The politics of retrogression in Libya and Egypt has descended to such a state and the peoples do need peace.

Yet the nature of the political and economic crisis in Egypt is in many ways even more dire to the point where Egyptian workers will still go to Libya to eke out a livelihood.

Many from the progressive movements have retreated from a clear position of support for the Egyptian workers and their allies who want peace.

Everyone knows that the people of Libya need peace, but at this moment, the peoples of Egypt and North Africa who are feeling the heel of the repression of the Egyptian junta, also need peace. The Security Council of the United Nations must not be rail-roaded to place the Western-backed forces in charge of Libya.

There should be clear opposition to the proxy wars in Libya and for the UN to expose and expel Egypt, Qatar, Turkey and Saudi Arabia from their mischief-making in Libya.

Western media have been most silent on the fact that it was the reckless NATO intervention of March 2011 that set in motion the warfare and killings that plague Libya today. Investigative journalists such as Patrick Cockburn have exposed the billionaires in the Gulf who bankroll the salaries of up to 100,000 fighters.

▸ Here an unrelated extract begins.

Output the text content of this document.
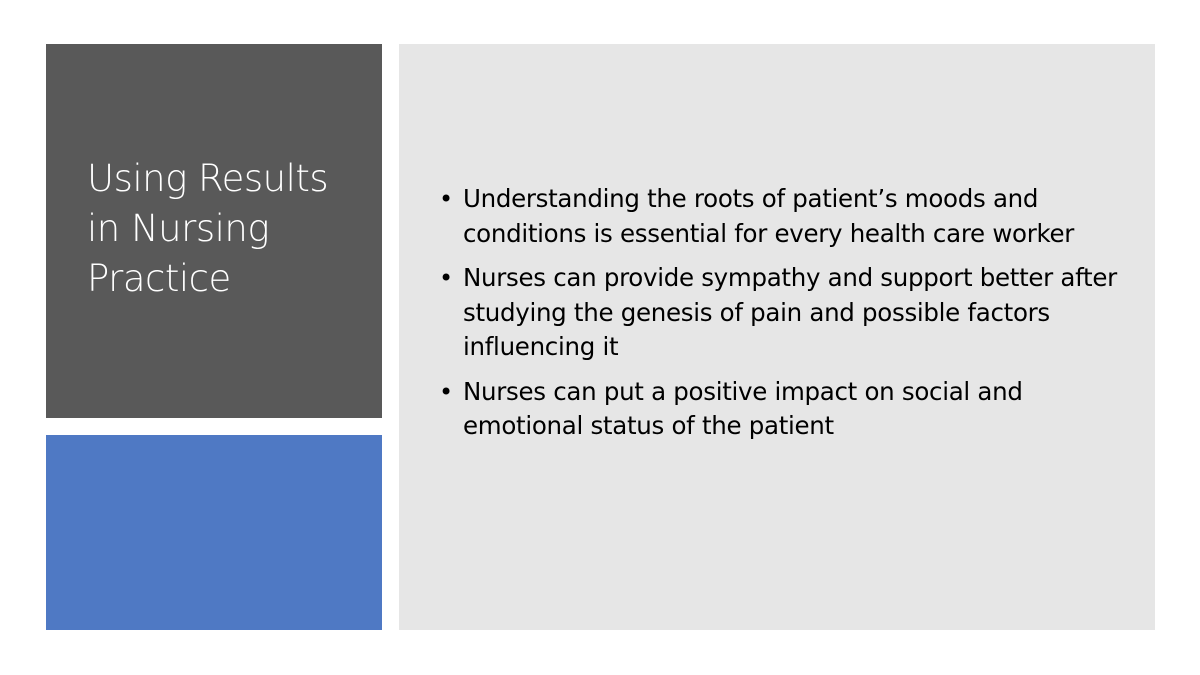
Using Results in Nursing Practice
• Understanding the roots of patient’s moods and conditions is essential for every health care worker
• Nurses can provide sympathy and support better after studying the genesis of pain and possible factors influencing it
• Nurses can put a positive impact on social and emotional status of the patient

Officials of the State Department are fully aware that Gulf states have an interest in facilitating or turning a blind eye to terrorist financing.

Those members of the current Security Council of the United Nations this year, such as Malaysia, Angola and Venezuela cannot allow themselves to be rail-roaded by the members of NATO who authored the plans that gave birth to the present quagmire.

Before NATO’s intervention, Libya’s civil war was on the verge of ending, at the cost of barely 1,000 lives.

Since then, however, Libya has suffered at least 10 000 additional deaths from conflict. In other words, NATO’s intervention appears to have increased the violent death toll more than tenfold. — Pambazuka News.